When the Cub returned with the various articles of food, he was astonished to see the pair facing each other, not a yard apart, with the lantern hanging from a beam shedding light upon the strange scene.
While the Cub was near the fox would not touch the food, but when he hid from its sight, after a time it lapped the egg that Brooke broke and put before it, as a dog would, and presently the milk; then, still wearing the hunted look, settled deeper into the hay lair where she had placed it, panting and with lolling tongue.

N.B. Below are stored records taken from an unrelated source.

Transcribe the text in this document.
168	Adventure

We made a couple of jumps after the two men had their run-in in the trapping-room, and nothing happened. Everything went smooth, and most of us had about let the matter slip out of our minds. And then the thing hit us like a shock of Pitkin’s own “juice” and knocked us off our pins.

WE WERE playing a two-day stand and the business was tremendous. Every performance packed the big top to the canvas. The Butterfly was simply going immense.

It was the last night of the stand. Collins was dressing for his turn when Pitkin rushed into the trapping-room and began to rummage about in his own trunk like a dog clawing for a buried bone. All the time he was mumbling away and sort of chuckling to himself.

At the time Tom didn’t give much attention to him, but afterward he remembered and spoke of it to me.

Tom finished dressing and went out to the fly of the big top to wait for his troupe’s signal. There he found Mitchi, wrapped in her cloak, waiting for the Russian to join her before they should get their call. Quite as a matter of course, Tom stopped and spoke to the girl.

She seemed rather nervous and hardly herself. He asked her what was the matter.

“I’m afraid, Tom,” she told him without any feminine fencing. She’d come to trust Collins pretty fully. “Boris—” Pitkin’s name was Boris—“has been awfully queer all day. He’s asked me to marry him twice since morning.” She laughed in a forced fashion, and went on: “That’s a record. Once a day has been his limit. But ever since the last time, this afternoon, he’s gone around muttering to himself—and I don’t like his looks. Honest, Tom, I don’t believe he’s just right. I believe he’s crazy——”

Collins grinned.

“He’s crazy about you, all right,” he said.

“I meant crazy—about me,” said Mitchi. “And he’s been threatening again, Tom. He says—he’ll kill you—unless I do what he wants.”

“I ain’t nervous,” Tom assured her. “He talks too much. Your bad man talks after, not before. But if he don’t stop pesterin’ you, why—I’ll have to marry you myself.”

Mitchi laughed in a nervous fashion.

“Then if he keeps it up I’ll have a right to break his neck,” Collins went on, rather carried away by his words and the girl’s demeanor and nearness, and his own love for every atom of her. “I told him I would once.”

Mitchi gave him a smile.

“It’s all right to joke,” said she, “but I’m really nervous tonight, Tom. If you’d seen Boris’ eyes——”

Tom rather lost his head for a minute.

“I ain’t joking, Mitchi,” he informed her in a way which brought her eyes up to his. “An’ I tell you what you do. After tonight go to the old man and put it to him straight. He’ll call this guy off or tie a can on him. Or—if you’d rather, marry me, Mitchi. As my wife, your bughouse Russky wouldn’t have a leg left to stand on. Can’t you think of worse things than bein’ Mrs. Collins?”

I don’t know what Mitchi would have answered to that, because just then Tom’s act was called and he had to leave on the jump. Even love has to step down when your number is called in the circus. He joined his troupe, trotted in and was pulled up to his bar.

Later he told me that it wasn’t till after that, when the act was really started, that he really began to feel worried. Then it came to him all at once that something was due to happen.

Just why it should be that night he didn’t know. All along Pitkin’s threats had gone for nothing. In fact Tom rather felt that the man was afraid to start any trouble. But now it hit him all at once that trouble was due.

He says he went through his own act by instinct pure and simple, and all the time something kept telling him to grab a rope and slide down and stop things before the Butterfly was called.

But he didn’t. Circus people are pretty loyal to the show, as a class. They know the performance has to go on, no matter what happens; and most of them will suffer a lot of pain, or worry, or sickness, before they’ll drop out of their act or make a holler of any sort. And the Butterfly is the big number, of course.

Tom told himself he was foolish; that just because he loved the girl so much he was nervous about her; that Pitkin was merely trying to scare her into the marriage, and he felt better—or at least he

“We will go away now and leave it in peace; only promise me, Adam, that when it grows strong it shall run free, and no one shall kill it; remember, it is my guest.” Adam promised, and hastily securing the latch, they went back to the house. The Cub went to the library to tell his mother of the adventure, but Brooke lingered in the kitchen. A half-hour passed, and hearing no sound, the Cub went to the door. Returning softly, he beckoned his mother to follow, and together they stood in the shadow of the doorway, looking into the room. Two lamps stood side by side on the mantel-shelf, casting an oblique light; below and at one side of the fireplace stood Brooke, palette in hand, a straight-backed chair before her; resting on its arms, as if it were an easel, was the great oblong bread-board, and on this the girl was painting, with broad rapid strokes, the head of a fox. Her cloak still hung from her shoulders, her cheeks glowed; her eyes they could not see until she half turned her head for a moment as if following a strayed memory, then they noticed a strange light in them as of inspiration.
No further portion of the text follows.